The idea I'm working on is to use partitioning with an appropriate partitioning policy to split data across different data sources, one for each tenant.
I ended up with a solution that dynamically injects new connection pools with externally managed data source instances into EclipseLink as soon as the application needs to access data for a new tenant (in my case tenant = customer and each user that logs into the application belongs to a specific customer, hence each HTTP session is "bound" to a specific connection pool/data source).
All tables are partitioned, so I didn't specify any partitioning policy via annotations, but rather defined my own PartitioningPolicy which is added to the entity manager factory via serverSession.getProject().addPartitioningPolicy(PartitioningPolicy) and then set as the default partitioning policy via serverSession.setPartitioningPolicy(PartitioningPolicy).
As soon as I disable the shared cache by passing the property eclipselink.cache.shared.default=false at the entity manager factory creation time and use a generation strategy for ids which does not use pre-allocation, all seems to work fine (at least in my preliminary tests). But, as I have expected, the concept of "partition" in EclipseLink means that an entity instance of type T with id X is meant to be the same in all of the partitions where it is located (= replicated). In my case, instead, data in a partition is completely independent from data in another partition and hence an entity instance of type T with id X for tenant/partition A is actually different from another entity instance of the same type T with the same id X for tenant/partition B.
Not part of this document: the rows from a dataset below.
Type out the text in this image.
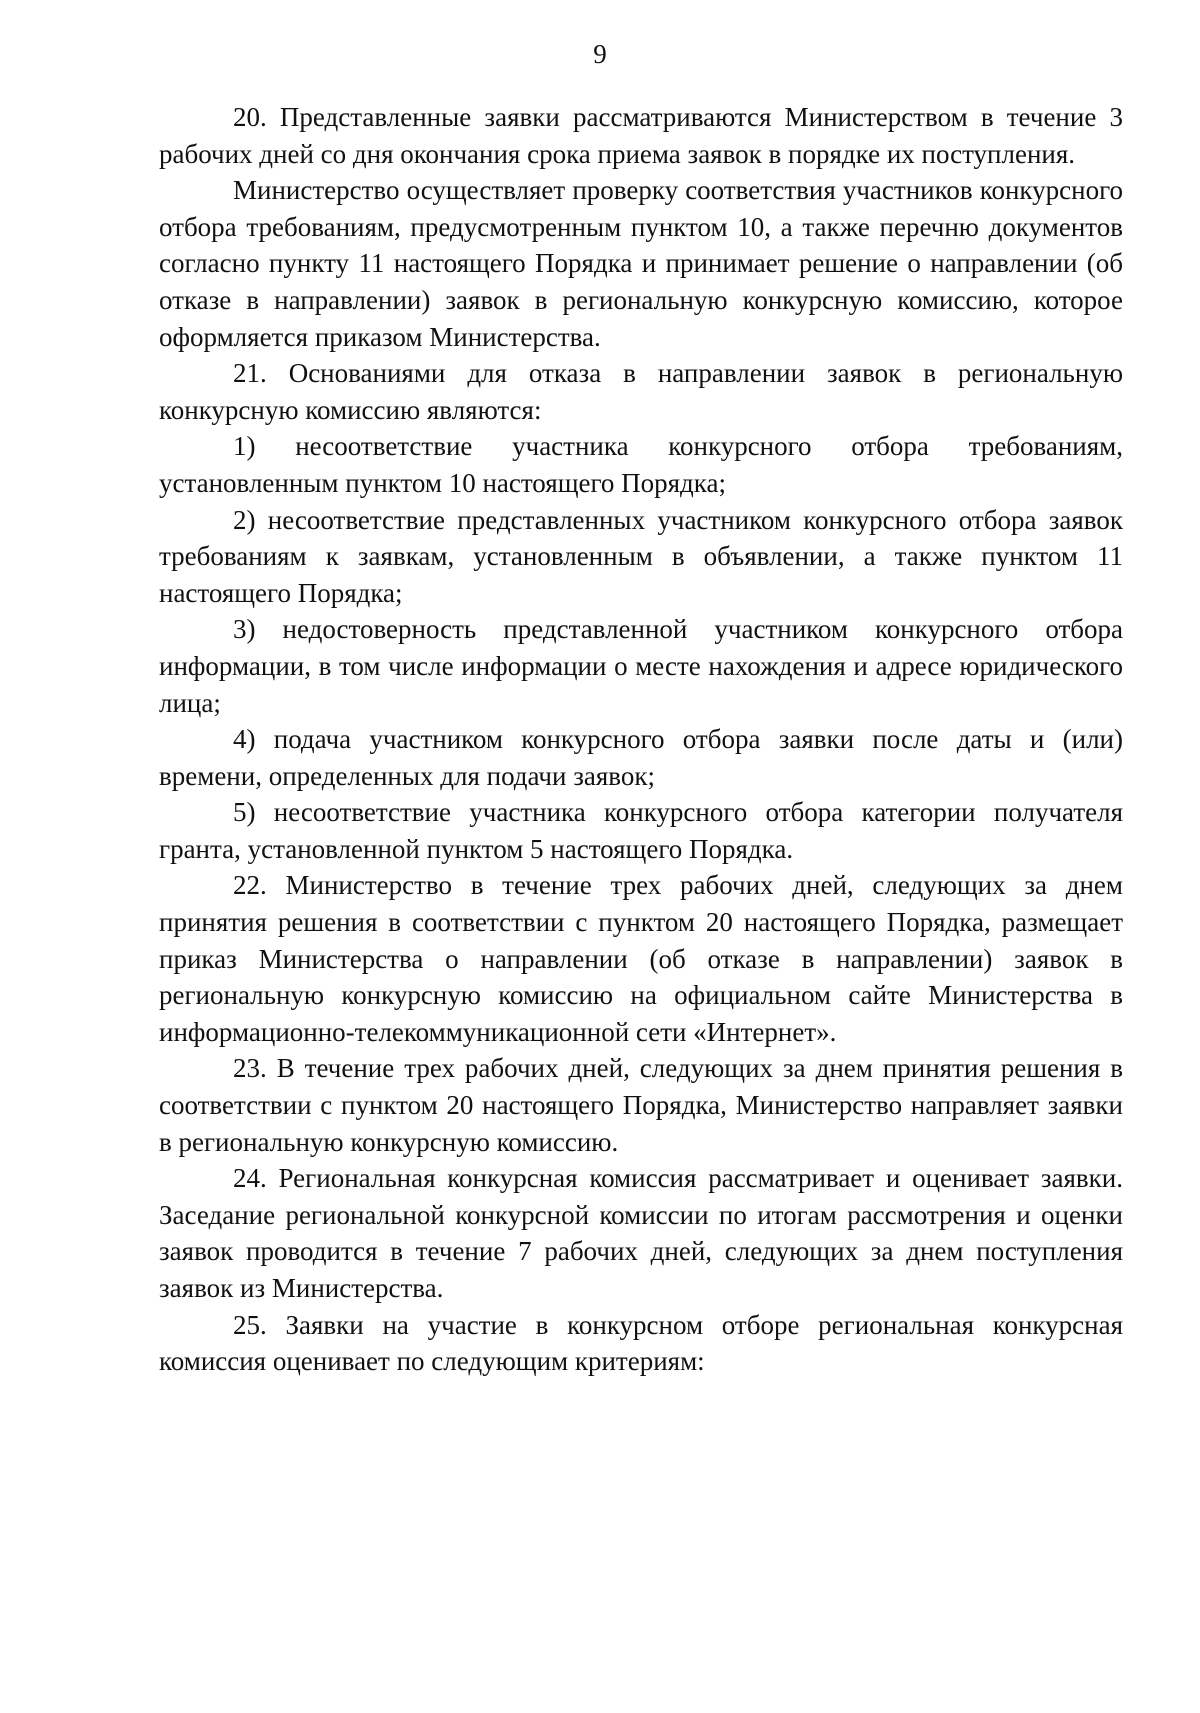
9

20. Представленные заявки рассматриваются Министерством в течение 3 рабочих дней со дня окончания срока приема заявок в порядке их поступления.

Министерство осуществляет проверку соответствия участников конкурсного отбора требованиям, предусмотренным пунктом 10, а также перечню документов согласно пункту 11 настоящего Порядка и принимает решение о направлении (об отказе в направлении) заявок в региональную конкурсную комиссию, которое оформляется приказом Министерства.

21. Основаниями для отказа в направлении заявок в региональную конкурсную комиссию являются:

1) несоответствие участника конкурсного отбора требованиям, установленным пунктом 10 настоящего Порядка;

2) несоответствие представленных участником конкурсного отбора заявок требованиям к заявкам, установленным в объявлении, а также пунктом 11 настоящего Порядка;

3) недостоверность представленной участником конкурсного отбора информации, в том числе информации о месте нахождения и адресе юридического лица;

4) подача участником конкурсного отбора заявки после даты и (или) времени, определенных для подачи заявок;

5) несоответствие участника конкурсного отбора категории получателя гранта, установленной пунктом 5 настоящего Порядка.

22. Министерство в течение трех рабочих дней, следующих за днем принятия решения в соответствии с пунктом 20 настоящего Порядка, размещает приказ Министерства о направлении (об отказе в направлении) заявок в региональную конкурсную комиссию на официальном сайте Министерства в информационно-телекоммуникационной сети «Интернет».

23. В течение трех рабочих дней, следующих за днем принятия решения в соответствии с пунктом 20 настоящего Порядка, Министерство направляет заявки в региональную конкурсную комиссию.

24. Региональная конкурсная комиссия рассматривает и оценивает заявки. Заседание региональной конкурсной комиссии по итогам рассмотрения и оценки заявок проводится в течение 7 рабочих дней, следующих за днем поступления заявок из Министерства.

25. Заявки на участие в конкурсном отборе региональная конкурсная комиссия оценивает по следующим критериям:
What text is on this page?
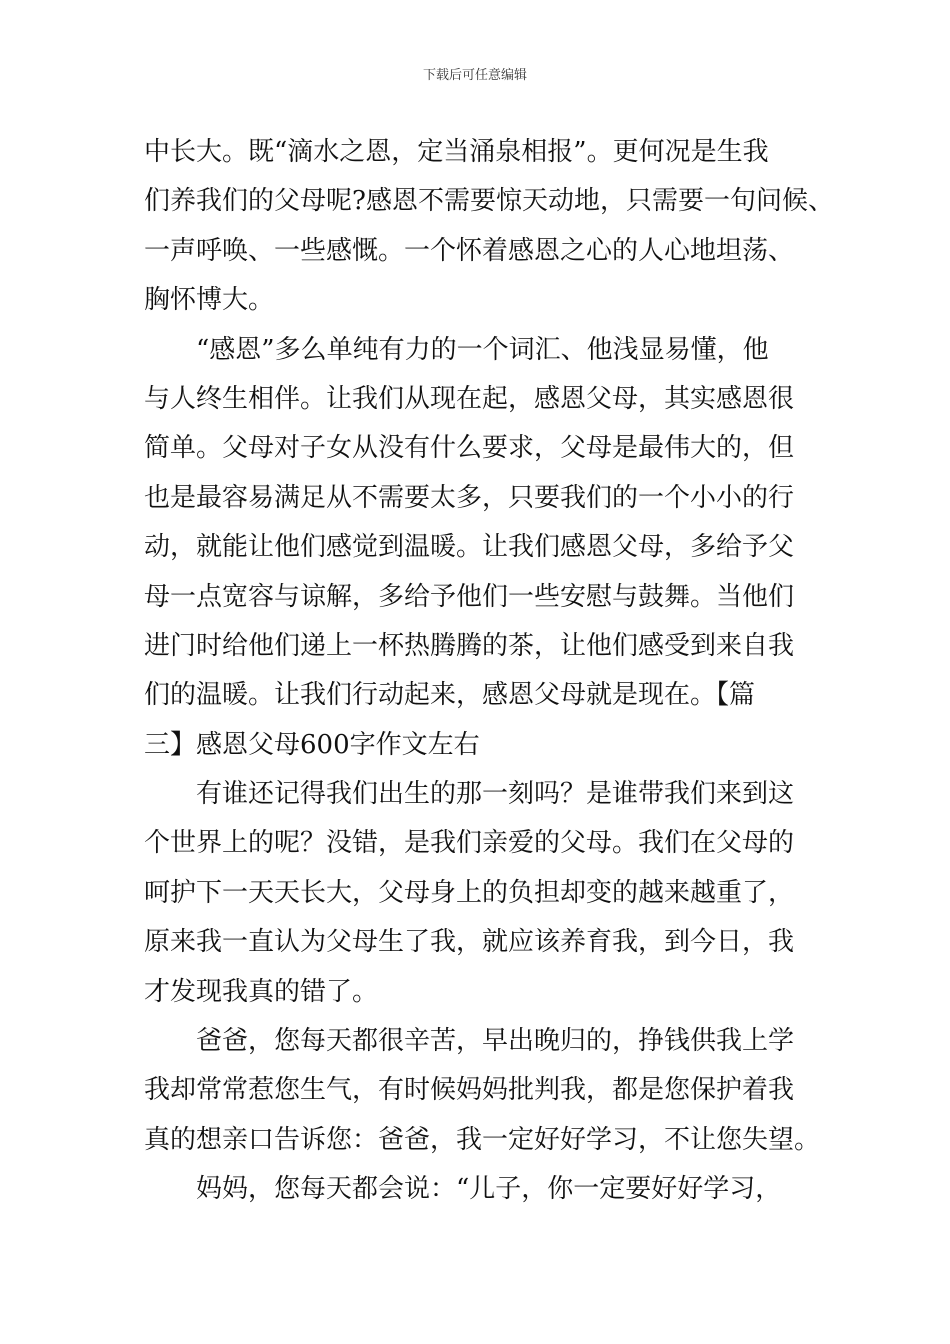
下载后可任意编辑
中长大。既“滴水之恩，定当涌泉相报”。更何况是生我
们养我们的父母呢?感恩不需要惊天动地，只需要一句问候、
一声呼唤、一些感慨。一个怀着感恩之心的人心地坦荡、
胸怀博大。
“感恩”多么单纯有力的一个词汇、他浅显易懂，他
与人终生相伴。让我们从现在起，感恩父母，其实感恩很
简单。父母对子女从没有什么要求，父母是最伟大的，但
也是最容易满足从不需要太多，只要我们的一个小小的行
动，就能让他们感觉到温暖。让我们感恩父母，多给予父
母一点宽容与谅解，多给予他们一些安慰与鼓舞。当他们
进门时给他们递上一杯热腾腾的茶，让他们感受到来自我
们的温暖。让我们行动起来，感恩父母就是现在。【篇
三】感恩父母600字作文左右
有谁还记得我们出生的那一刻吗？是谁带我们来到这
个世界上的呢？没错，是我们亲爱的父母。我们在父母的
呵护下一天天长大，父母身上的负担却变的越来越重了，
原来我一直认为父母生了我，就应该养育我，到今日，我
才发现我真的错了。
爸爸，您每天都很辛苦，早出晚归的，挣钱供我上学
我却常常惹您生气，有时候妈妈批判我，都是您保护着我
真的想亲口告诉您：爸爸，我一定好好学习，不让您失望。
妈妈，您每天都会说：“儿子，你一定要好好学习，
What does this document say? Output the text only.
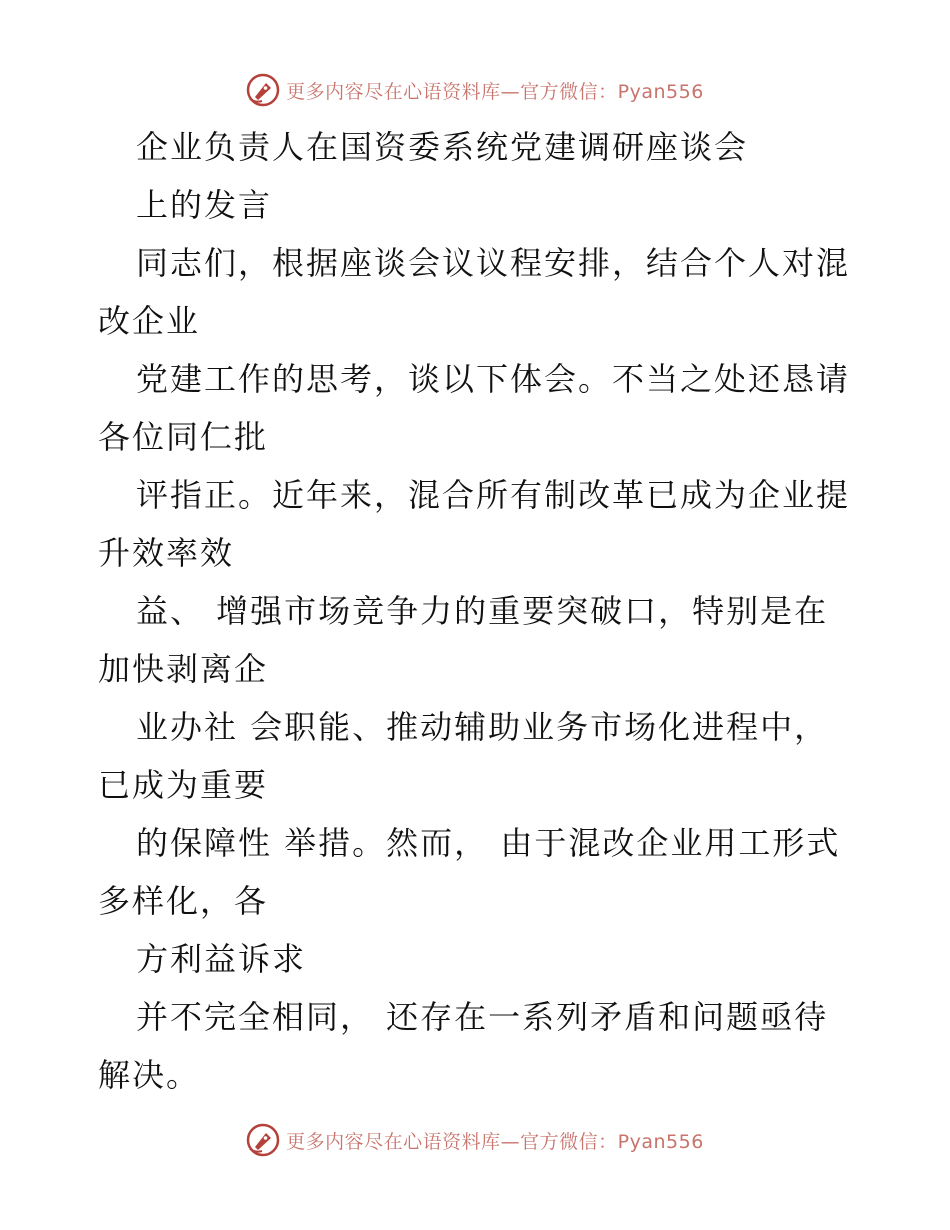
更多内容尽在心语资料库—官方微信：Pyan556
企业负责人在国资委系统党建调研座谈会
上的发言
同志们，根据座谈会议议程安排，结合个人对混
改企业
党建工作的思考，谈以下体会。不当之处还恳请
各位同仁批
评指正。近年来，混合所有制改革已成为企业提
升效率效
益、 增强市场竞争力的重要突破口，特别是在
加快剥离企
业办社 会职能、推动辅助业务市场化进程中，
已成为重要
的保障性 举措。然而， 由于混改企业用工形式
多样化，各
方利益诉求
并不完全相同， 还存在一系列矛盾和问题亟待
解决。
更多内容尽在心语资料库—官方微信：Pyan556
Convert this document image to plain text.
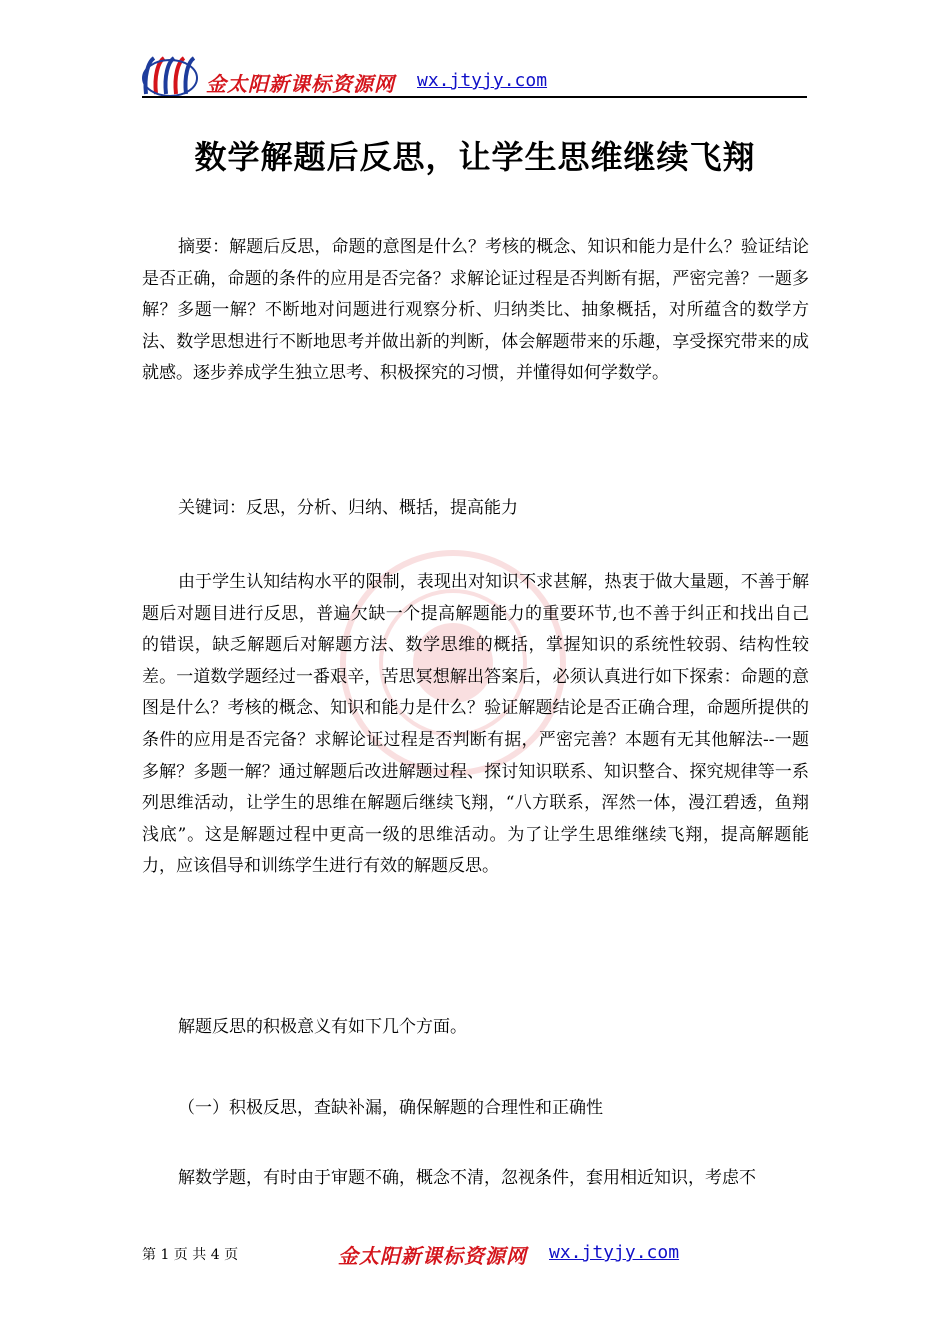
金太阳新课标资源网 wx.jtyjy.com
数学解题后反思，让学生思维继续飞翔

摘要：解题后反思，命题的意图是什么？考核的概念、知识和能力是什么？验证结论是否正确，命题的条件的应用是否完备？求解论证过程是否判断有据，严密完善？一题多解？多题一解？不断地对问题进行观察分析、归纳类比、抽象概括，对所蕴含的数学方法、数学思想进行不断地思考并做出新的判断，体会解题带来的乐趣，享受探究带来的成就感。逐步养成学生独立思考、积极探究的习惯，并懂得如何学数学。

关键词：反思，分析、归纳、概括，提高能力

由于学生认知结构水平的限制，表现出对知识不求甚解，热衷于做大量题，不善于解题后对题目进行反思，普遍欠缺一个提高解题能力的重要环节,也不善于纠正和找出自己的错误，缺乏解题后对解题方法、数学思维的概括，掌握知识的系统性较弱、结构性较差。一道数学题经过一番艰辛，苦思冥想解出答案后，必须认真进行如下探索：命题的意图是什么？考核的概念、知识和能力是什么？验证解题结论是否正确合理，命题所提供的条件的应用是否完备？求解论证过程是否判断有据，严密完善？本题有无其他解法--一题多解？多题一解？通过解题后改进解题过程、探讨知识联系、知识整合、探究规律等一系列思维活动，让学生的思维在解题后继续飞翔，“八方联系，浑然一体，漫江碧透，鱼翔浅底”。这是解题过程中更高一级的思维活动。为了让学生思维继续飞翔，提高解题能力，应该倡导和训练学生进行有效的解题反思。

解题反思的积极意义有如下几个方面。

（一）积极反思，查缺补漏，确保解题的合理性和正确性

解数学题，有时由于审题不确，概念不清，忽视条件，套用相近知识，考虑不

第 1 页 共 4 页	金太阳新课标资源网 wx.jtyjy.com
I thought of two possible solutions to this:
  1. I may try to instruct EclipseLink to use the combination of "entity id" and "partition id" to determine the identity of an object (with regards to caching, but not only...); I read that EclipseLink should do something like that for multitenancy entities, but I don't know exactly how this works and if this kind of strategy can be changed in some (relatively easy) way... In particular, I was wondering if setting a tenant id with eclipselink.tenant-id will have any effect, considering that I'm not using @Multitenant at all... I suspect it would be completely ignored...
  2. I may try to make EclipseLink use a centralized sequence to generate ids, so that there won't ever be two entity instances of the same type T from different tenants/partitions with the same id X, and hence there shouldn't be any problem with caching or whatsoever...
In any case, if I want to use generated ids preallocation I must find a way to centralize the sequence generation. With the default strategy that uses a sequence table, this would just mean I have to put such table in a central data source, the one I use to store users and related customer/tenant ids and that I'm setting on the entity manager factory as the "default" connection pool. Reading the docs I see that it should also be possible to specify a dedicated connection pool for sequence generation, although the default one should be used if none is specified. This would be perfect for me, but....
... the problem I'm experiencing is that once I set a default partitioning policy with ServerSession.setPartitioningPolicy(PartitioningPolicy), so that every entity is partitioned, the "default" (or even the "sequence") connection pool is completely ignored by EclipseLink and the partitioning policy is asked even for queries related to sequence preallocation. The net effect is that EclipseLink always searches for the sequence table in each tenant data source, instead of in the central one.
Can this be considered a bug?
May the cause of this problem be at line 468 (in EclipseLink 2.5.2 source) of org.eclipse.persistence.internal.sequencing.SequencingManager (method org.eclipse.persistence.internal.sequencing.SequencingManager.Preallocation_Transaction_NoAccessor_State.getNextValue(Sequence, AbstractSession)), where a null accessor (instead of the just created "accessor") is passed to org.eclipse.persistence.sequencing.Sequence.getGeneratedVector(Accessor, AbstractSession) to allocate ids?
Otherwise I should make my partitioning policy able to distinguish a request related to sequence generation, for which it should return the "default" (or "sequence") connection pool identifier... but at a first glance I can't find an obvious way to do this.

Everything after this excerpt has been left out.